No existe desgracidamente ninguna dieta concreta para las personas que sufren espondilitis anquilosante. Sin embargo, los alimentos ricos en Omega -3, las semillas de linaza y las nueces, podrían ayudar a reducir la enfermedad.

Para curar la espondilitis anquilosante, es conveniente llevar a cabo ejercicios de fotalecimiento y estiramiento, a ritmo moderado que podrá ir incrementando poco a poco. Es muy importante hablar con un médico, ya que será la persona encargada de adaptar dichos ejercicios.

 Espondilitis anquilosante: tratamiento

Desgraciadamente, no existe ningún tratamiento definitivo para la EA, sin embargo, numerosos medicamentos permiten controlar los síntomas disminuyendo la inflamación y los dolores.

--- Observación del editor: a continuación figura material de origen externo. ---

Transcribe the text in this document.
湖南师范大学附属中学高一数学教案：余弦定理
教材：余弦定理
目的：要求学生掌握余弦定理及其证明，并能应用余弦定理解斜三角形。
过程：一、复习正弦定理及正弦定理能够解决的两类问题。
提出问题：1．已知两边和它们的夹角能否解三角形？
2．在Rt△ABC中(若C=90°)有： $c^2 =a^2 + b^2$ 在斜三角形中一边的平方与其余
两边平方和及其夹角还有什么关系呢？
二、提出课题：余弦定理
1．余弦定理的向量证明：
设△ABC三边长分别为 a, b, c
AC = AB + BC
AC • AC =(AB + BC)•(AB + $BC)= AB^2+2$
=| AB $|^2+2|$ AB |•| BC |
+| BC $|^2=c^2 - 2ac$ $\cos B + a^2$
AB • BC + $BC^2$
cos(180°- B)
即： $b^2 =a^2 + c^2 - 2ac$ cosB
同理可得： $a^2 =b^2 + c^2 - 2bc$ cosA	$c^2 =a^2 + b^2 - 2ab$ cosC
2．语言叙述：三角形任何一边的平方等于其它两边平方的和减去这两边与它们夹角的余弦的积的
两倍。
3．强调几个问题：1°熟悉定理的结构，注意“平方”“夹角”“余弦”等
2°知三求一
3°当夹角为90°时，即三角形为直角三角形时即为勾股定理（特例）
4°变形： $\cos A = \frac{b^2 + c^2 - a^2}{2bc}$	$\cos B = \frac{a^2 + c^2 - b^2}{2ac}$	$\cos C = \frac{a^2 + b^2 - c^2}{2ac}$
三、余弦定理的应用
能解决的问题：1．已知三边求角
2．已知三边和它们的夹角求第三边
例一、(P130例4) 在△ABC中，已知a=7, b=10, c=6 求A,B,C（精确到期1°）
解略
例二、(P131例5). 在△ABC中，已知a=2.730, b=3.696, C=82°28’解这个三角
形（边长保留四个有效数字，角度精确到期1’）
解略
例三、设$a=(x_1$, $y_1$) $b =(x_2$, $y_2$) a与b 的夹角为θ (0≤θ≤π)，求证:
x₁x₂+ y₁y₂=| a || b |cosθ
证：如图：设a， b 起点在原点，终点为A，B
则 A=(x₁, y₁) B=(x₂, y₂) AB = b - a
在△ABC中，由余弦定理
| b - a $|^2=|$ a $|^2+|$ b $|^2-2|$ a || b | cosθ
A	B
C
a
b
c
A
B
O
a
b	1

Como la EA evoluciona por impulsos, algunas personas tienen la necesidad de un tratamiento temporal durante los picos de los síntomas, mientras que otras, cuya enfermedad está más activa, necesitarán un tratamiento de fondo, a largo plazo. El tratamiento de base comprende antiinflamatorios, que permiten reducir el dolor y la inflamación, así como eventualmente, inyecciones de corticoides en caso de dolores intensos.

El tratamiento de fondo comprende la sulfasalazina cuando las articulaciones están afectadas, así como medicamentos anti-TFN alfa, muy utilizados para el tratamiento de los reumatismos antiinflamatorios. Permiten reducir rápidamente el dolor, la rigidez matinal, así como disminuir la inflamación.

Estos tratamientos a menudo se completan por la rehabilitación, que tratará de prevenir la instalación de una rigidez haciendo que se muevan correctamente las articulaciones. Por último, cuando la EA es grave y las articulaciones están demasiado dañadas, es posible considerar una operación quirúrgica.